Earlier this week, the equity research arm of JP Morgan wrote, “Low expectations and elevated short interest sets up for a potential move on solid print,” adding that, “[earnings] expectations are muted, short-interest remains quite elevated, so the stock might be set up for a short squeeze on solid results.”
The company in question? GoPro (NASDAQ:GPRO). As of the latest tally, 24.2 million shares of GPRO stock are sold short — roughly 24% of the float — making it a potential powder keg of bullishness if the company’s quarterly results can scare the doubters into covering their short trades by buying the stock back, en masse.
Of course, sometimes traders know exactly what they’re doing, making the right call even if the professionals don’t see it.

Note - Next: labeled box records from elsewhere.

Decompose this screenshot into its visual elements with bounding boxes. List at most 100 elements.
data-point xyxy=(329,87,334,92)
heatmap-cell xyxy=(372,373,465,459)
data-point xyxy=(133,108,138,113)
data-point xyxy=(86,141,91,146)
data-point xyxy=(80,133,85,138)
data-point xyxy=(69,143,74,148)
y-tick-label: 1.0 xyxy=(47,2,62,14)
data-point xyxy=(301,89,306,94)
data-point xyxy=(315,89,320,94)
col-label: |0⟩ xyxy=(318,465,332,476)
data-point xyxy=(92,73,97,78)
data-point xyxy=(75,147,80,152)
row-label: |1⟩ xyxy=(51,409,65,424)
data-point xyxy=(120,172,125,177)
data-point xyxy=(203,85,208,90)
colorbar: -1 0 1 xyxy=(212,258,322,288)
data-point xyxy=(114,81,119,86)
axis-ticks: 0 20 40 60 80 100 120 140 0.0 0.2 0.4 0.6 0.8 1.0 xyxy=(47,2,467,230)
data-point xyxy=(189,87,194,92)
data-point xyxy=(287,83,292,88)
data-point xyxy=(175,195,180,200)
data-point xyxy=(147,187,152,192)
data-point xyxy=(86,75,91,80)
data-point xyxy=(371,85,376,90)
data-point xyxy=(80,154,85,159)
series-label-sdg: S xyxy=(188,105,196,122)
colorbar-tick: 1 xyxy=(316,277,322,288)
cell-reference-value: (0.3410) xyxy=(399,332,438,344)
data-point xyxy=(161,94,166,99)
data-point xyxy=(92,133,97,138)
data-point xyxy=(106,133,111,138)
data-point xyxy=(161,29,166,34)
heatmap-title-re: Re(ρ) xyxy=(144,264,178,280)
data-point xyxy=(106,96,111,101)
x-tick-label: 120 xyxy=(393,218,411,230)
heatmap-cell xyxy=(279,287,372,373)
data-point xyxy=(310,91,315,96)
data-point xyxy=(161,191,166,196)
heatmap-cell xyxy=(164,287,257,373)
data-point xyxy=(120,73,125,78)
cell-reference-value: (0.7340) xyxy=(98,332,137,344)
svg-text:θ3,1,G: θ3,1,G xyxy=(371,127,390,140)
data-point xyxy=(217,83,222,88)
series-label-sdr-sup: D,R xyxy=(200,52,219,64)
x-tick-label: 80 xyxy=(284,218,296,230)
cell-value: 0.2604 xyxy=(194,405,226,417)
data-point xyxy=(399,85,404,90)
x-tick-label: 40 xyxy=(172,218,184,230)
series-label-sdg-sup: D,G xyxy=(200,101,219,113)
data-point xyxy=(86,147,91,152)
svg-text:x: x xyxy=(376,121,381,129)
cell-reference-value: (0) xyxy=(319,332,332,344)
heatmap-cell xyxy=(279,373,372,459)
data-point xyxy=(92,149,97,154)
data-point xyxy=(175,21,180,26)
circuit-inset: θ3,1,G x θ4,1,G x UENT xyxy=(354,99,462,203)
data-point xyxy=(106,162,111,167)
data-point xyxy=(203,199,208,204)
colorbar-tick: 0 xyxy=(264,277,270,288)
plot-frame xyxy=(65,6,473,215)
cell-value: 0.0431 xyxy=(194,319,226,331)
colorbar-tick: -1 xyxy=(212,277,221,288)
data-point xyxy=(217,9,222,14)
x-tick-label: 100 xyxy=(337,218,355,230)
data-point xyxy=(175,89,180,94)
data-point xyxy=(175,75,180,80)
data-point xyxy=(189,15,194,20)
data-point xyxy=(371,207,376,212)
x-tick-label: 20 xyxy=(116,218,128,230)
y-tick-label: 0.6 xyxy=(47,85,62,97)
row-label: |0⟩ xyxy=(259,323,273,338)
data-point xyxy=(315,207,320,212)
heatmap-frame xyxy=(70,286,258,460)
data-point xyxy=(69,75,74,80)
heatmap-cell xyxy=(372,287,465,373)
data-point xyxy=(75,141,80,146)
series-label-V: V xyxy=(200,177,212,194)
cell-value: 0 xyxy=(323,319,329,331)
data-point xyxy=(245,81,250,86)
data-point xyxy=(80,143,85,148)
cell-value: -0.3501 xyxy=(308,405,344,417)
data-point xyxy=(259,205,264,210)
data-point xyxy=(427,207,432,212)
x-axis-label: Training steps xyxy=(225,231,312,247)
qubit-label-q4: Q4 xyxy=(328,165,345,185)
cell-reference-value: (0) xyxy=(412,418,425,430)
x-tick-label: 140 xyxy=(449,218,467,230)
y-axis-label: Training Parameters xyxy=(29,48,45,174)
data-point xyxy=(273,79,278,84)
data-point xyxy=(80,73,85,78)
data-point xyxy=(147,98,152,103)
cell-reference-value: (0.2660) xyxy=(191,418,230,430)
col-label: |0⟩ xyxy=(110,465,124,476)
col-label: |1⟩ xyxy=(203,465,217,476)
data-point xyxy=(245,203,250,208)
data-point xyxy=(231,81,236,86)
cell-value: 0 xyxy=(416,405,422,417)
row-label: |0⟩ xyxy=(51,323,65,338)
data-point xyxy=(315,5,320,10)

That may have been the case Thursday. Even on just relatively so-so results, GPRO stock was storming higher immediately after the news hit, but the rally turned red just a few moments later and the stock was still nursing a loss when the markets closed (though it is up in after-hours trading).
GoPro Earnings Recap
For the quarter ending in June, GoPro turned $283 million worth of revenue into an operating loss of 15 cents per share versus analyst expectations for a loss of 22 cents per share and sales of $270.2 million. In the comparable quarter from a year earlier, the company reported a top line of $296.5 million and a loss of nine cents per share of GPRO stock.
Despite the slight sales lull, investors initially saw the glass as half-full rather than half empty, bidding shares up on the order of 8% in Thursday’s after-hours trading action before letting it slide to the tune of 5% at the time of this writing.
CEO Nicholas “Nick” Woodman said of his company’s second-quarter results: “GoPro is executing. We are on track; sell-through is solid in all regions indicating strong demand, and we believe GoPro will be profitable in the second half of 2018. Our plan is to exit the year with an improved margin profile we believe translates into a profitable 2019.”
If that’s going to happen, something significant has to change for the better between now and then.
Woodman may see rays of light poking through, but they’re difficult to see when scrutinizing the detailed items on the company’s financial statements.
Chief among the lingering concerns is, despite a 5% dip in revenue, cost of revenue edged higher, from $190.9 million to $199.3 million. Non-GAAP gross profits, as a percent of revenue, fell from 36.2% to 30.8%. The company’s non-GAAP operaring loss grew from 9.2 million to $16.7 million, while it’s adjusted EBITDA swung from a positive $5.1 million a year ago to a negative $8.7 million last quarter.
Operating expenses — where GoPro can do the most to control costs and beef up the bottom line — fell from $130.6 million to $114.2 million, though it’s likely the company will continue working those costs down.
Regardless of the second quarter numbers, however, this isn’t the GoPro of just a few years ago. Woodman isn’t the CEO he was just a few years ago. He recently conceded in an interview, “When we took the company public, I believed that part of my job was to envision this ultimate version of GoPro — what it could ultimately become — using all of my imagination. But we thought that we were really smarter and more creative than we were.”
The newly-garnered wisdom has translated into insightful pricing strategies too. In the same interview Woodman recognized “You need new products every year. And if you leave a product out, you have to discount that product by $100 if you want to drive sales.”
Yet, GoPro still seems largely unable to address its biggest headwind — mainly, that most consumers are content enough with the mobile camera found on their Apple (NASDAQ:AAPL) iPhone or Samsung Galaxy smartphones. The market for action cameras just isn’t that big and the upgrade/refresh cycle may not be robust enough to justify the company’s constant stream of new products.
To that end, it’s not clear what the company has in mind in the way of new or revamped products that will spark some much-needed revenue growth during the second half of this year. And, to the extent consumers are willing to shell out a few bucks for a standalone action camera, cheaper alternatives to GoPro’s wares are “good enough” in many cases.
Looking Ahead for GPRO Stock
Prior to the release of GoPro’s second-quarter numbers, analysts were modeling a loss of three cents per share on sales of $263.6 million for the quarter currently underway. And, for all of 2018, those pros were expecting revenue of $1.13 billion and a full-year loss of 33 cents per share of GPRO stock.
Those figures suggest a sales dip for both timeframes, but shrinking losses in both timeframes as well, as the company reduces waste and improves efficiencies.
Look for those numbers to be adjudged accordingly, in the wake of the Q2 report. More than anything, however, investors should keep their eyes and ears open for clarity as to what’s going to drive strong growth — and better margins — that the company has struggled to achieve thus far.